MemoryError: Unable to allocate 30.4 GiB for an array with shape (725000, 277, 76) and data type float64

It gives that memory error but memory capacity is never reached. I have 60 GB of ram on the SSH and the full dataset process consumes 30 I am trying to train an autoendcoder with k-fold. Without k-fold the training works fine. The raw dataset contains 250,000 data in hdf5. With K-fold it works if I use less than 100000 of total data. I have converted it to float32 but still does not work.

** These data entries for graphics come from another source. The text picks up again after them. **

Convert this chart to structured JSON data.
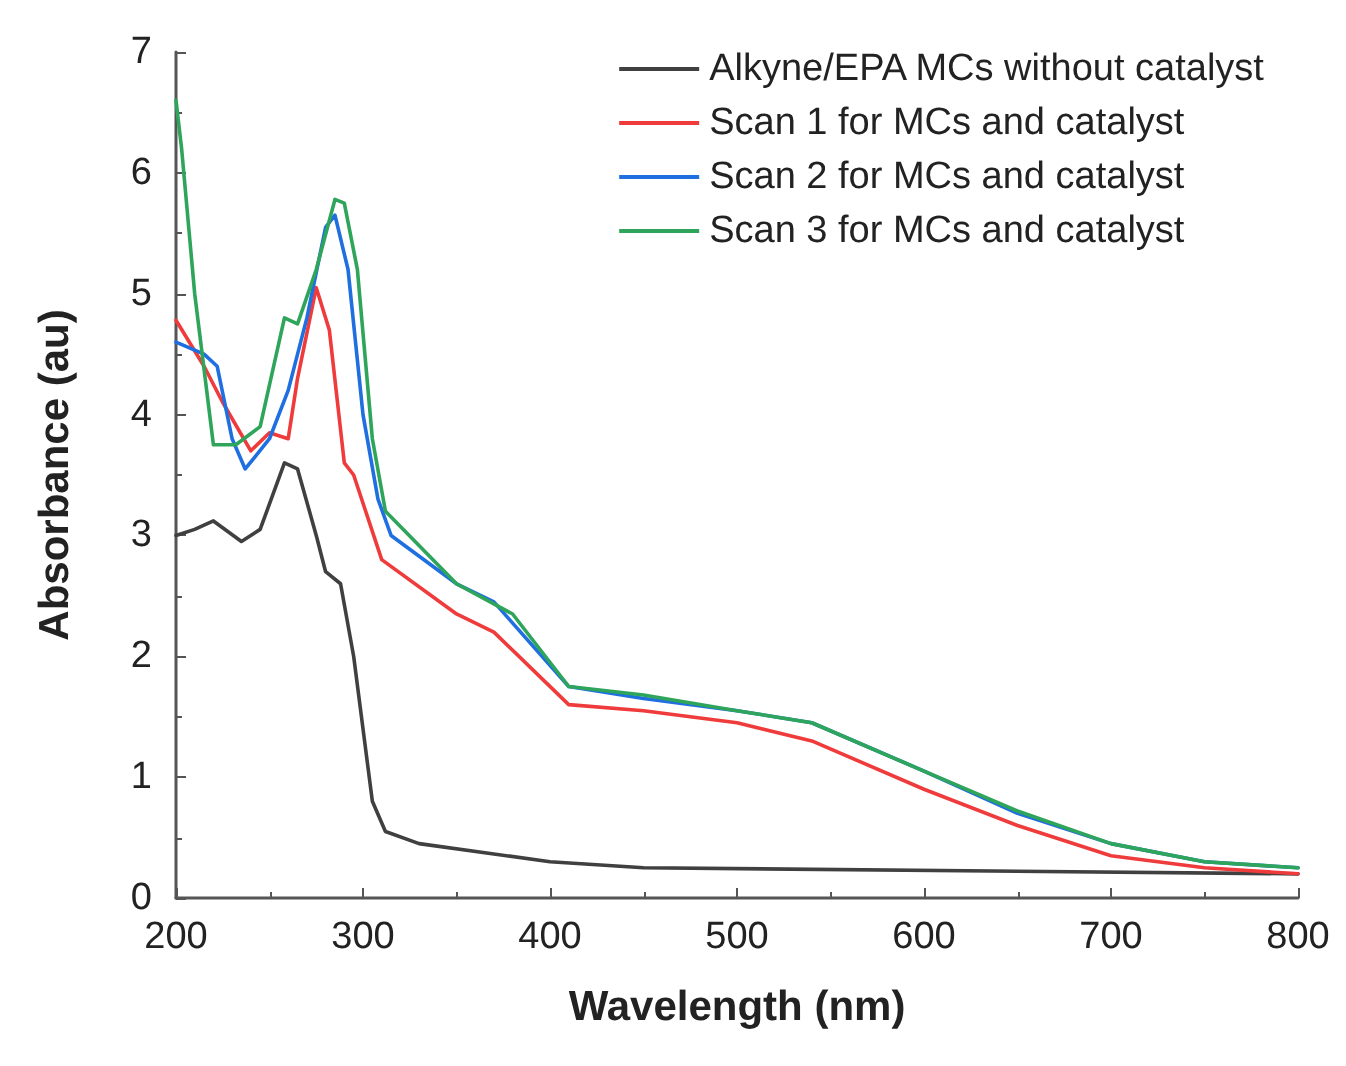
{
  "chart_data": {
    "type": "line",
    "xlabel": "Wavelength (nm)",
    "ylabel": "Absorbance (au)",
    "xlim": [
      200,
      800
    ],
    "xticks": [
      200,
      300,
      400,
      500,
      600,
      700,
      800
    ],
    "ylim": [
      0,
      7
    ],
    "yticks": [
      0,
      1,
      2,
      3,
      4,
      5,
      6,
      7
    ],
    "legend": "top right",
    "grid": false,
    "marker": "none",
    "line_style": "solid",
    "series": [
      {
        "name": "Alkyne/EPA MCs without catalyst",
        "color": "#404040",
        "x": [
          200,
          210,
          220,
          235,
          245,
          258,
          265,
          275,
          280,
          288,
          295,
          305,
          312,
          330,
          400,
          450,
          800
        ],
        "values": [
          3.0,
          3.05,
          3.12,
          2.95,
          3.05,
          3.6,
          3.55,
          3.0,
          2.7,
          2.6,
          2.0,
          0.8,
          0.55,
          0.45,
          0.3,
          0.25,
          0.2
        ]
      },
      {
        "name": "Scan 1 for MCs and catalyst",
        "color": "#ef3b3b",
        "x": [
          200,
          215,
          225,
          240,
          250,
          260,
          265,
          275,
          282,
          290,
          295,
          310,
          350,
          370,
          410,
          450,
          500,
          540,
          600,
          650,
          700,
          750,
          800
        ],
        "values": [
          4.78,
          4.4,
          4.1,
          3.7,
          3.85,
          3.8,
          4.3,
          5.05,
          4.7,
          3.6,
          3.5,
          2.8,
          2.35,
          2.2,
          1.6,
          1.55,
          1.45,
          1.3,
          0.9,
          0.6,
          0.35,
          0.25,
          0.2
        ]
      },
      {
        "name": "Scan 2 for MCs and catalyst",
        "color": "#1f6fe0",
        "x": [
          200,
          215,
          222,
          230,
          237,
          250,
          260,
          270,
          280,
          285,
          292,
          300,
          308,
          315,
          350,
          370,
          410,
          450,
          500,
          540,
          600,
          650,
          700,
          750,
          800
        ],
        "values": [
          4.6,
          4.5,
          4.4,
          3.8,
          3.55,
          3.8,
          4.2,
          4.8,
          5.55,
          5.65,
          5.2,
          4.0,
          3.3,
          3.0,
          2.6,
          2.45,
          1.75,
          1.65,
          1.55,
          1.45,
          1.05,
          0.7,
          0.45,
          0.3,
          0.25
        ]
      },
      {
        "name": "Scan 3 for MCs and catalyst",
        "color": "#2ea55a",
        "x": [
          200,
          203,
          210,
          220,
          232,
          245,
          258,
          265,
          275,
          285,
          290,
          297,
          305,
          312,
          350,
          380,
          410,
          450,
          500,
          540,
          600,
          650,
          700,
          750,
          800
        ],
        "values": [
          6.6,
          6.2,
          5.0,
          3.75,
          3.75,
          3.9,
          4.8,
          4.75,
          5.2,
          5.78,
          5.75,
          5.2,
          3.8,
          3.2,
          2.6,
          2.35,
          1.75,
          1.68,
          1.55,
          1.45,
          1.05,
          0.72,
          0.45,
          0.3,
          0.25
        ]
      }
    ]
  }
}
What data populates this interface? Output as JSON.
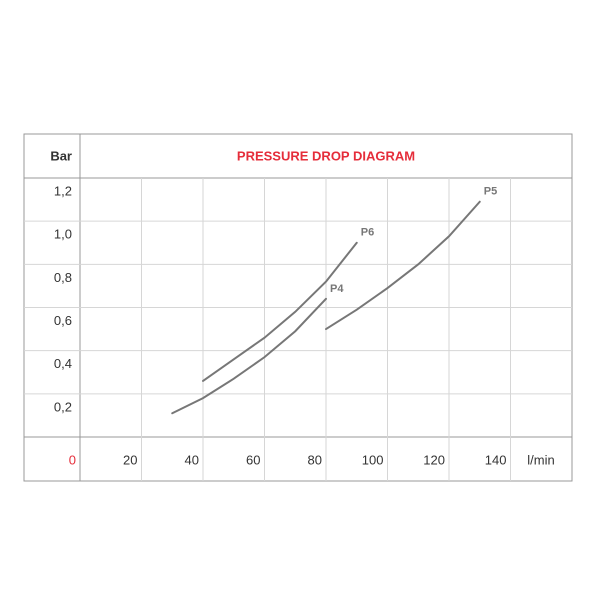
{
  "chart_data": {
    "type": "line",
    "title": "PRESSURE DROP DIAGRAM",
    "title_color": "#e52d3a",
    "y_label": "Bar",
    "x_label": "l/min",
    "xlim": [
      0,
      160
    ],
    "xticks": [
      0,
      20,
      40,
      60,
      80,
      100,
      120,
      140
    ],
    "origin_label_color": "#e52d3a",
    "ylim": [
      0,
      1.2
    ],
    "yticks": [
      {
        "value": 0.2,
        "label": "0,2"
      },
      {
        "value": 0.4,
        "label": "0,4"
      },
      {
        "value": 0.6,
        "label": "0,6"
      },
      {
        "value": 0.8,
        "label": "0,8"
      },
      {
        "value": 1.0,
        "label": "1,0"
      },
      {
        "value": 1.2,
        "label": "1,2"
      }
    ],
    "grid": true,
    "series": [
      {
        "name": "P6",
        "color": "#777777",
        "x": [
          40,
          50,
          60,
          70,
          80,
          90
        ],
        "values": [
          0.26,
          0.36,
          0.46,
          0.58,
          0.72,
          0.9
        ]
      },
      {
        "name": "P4",
        "color": "#777777",
        "x": [
          30,
          40,
          50,
          60,
          70,
          80
        ],
        "values": [
          0.11,
          0.18,
          0.27,
          0.37,
          0.49,
          0.64
        ]
      },
      {
        "name": "P5",
        "color": "#777777",
        "x": [
          80,
          90,
          100,
          110,
          120,
          130
        ],
        "values": [
          0.5,
          0.59,
          0.69,
          0.8,
          0.93,
          1.09
        ]
      }
    ]
  }
}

I have tried echo 1 as well but that kill the python program automatically

Solution

Taking into account the dimensions of the dataset you provided (725000 x 277 x 76) and its data type (float64 - 8 bytes), it seems that you need (at minimum) around 114 GB to have the dataset loaded/stored in RAM.

A solution to overcome this limitation is to: 1) read a certain amount of the dataset (e.g. a chunk of 1 GB at the time) through a hyperslab selection and load/store it in memory, 2) process it, and 3) repeat the process (i.e. go to step 1) until the dataset is completely processed. This way, you will not run out of RAM memory.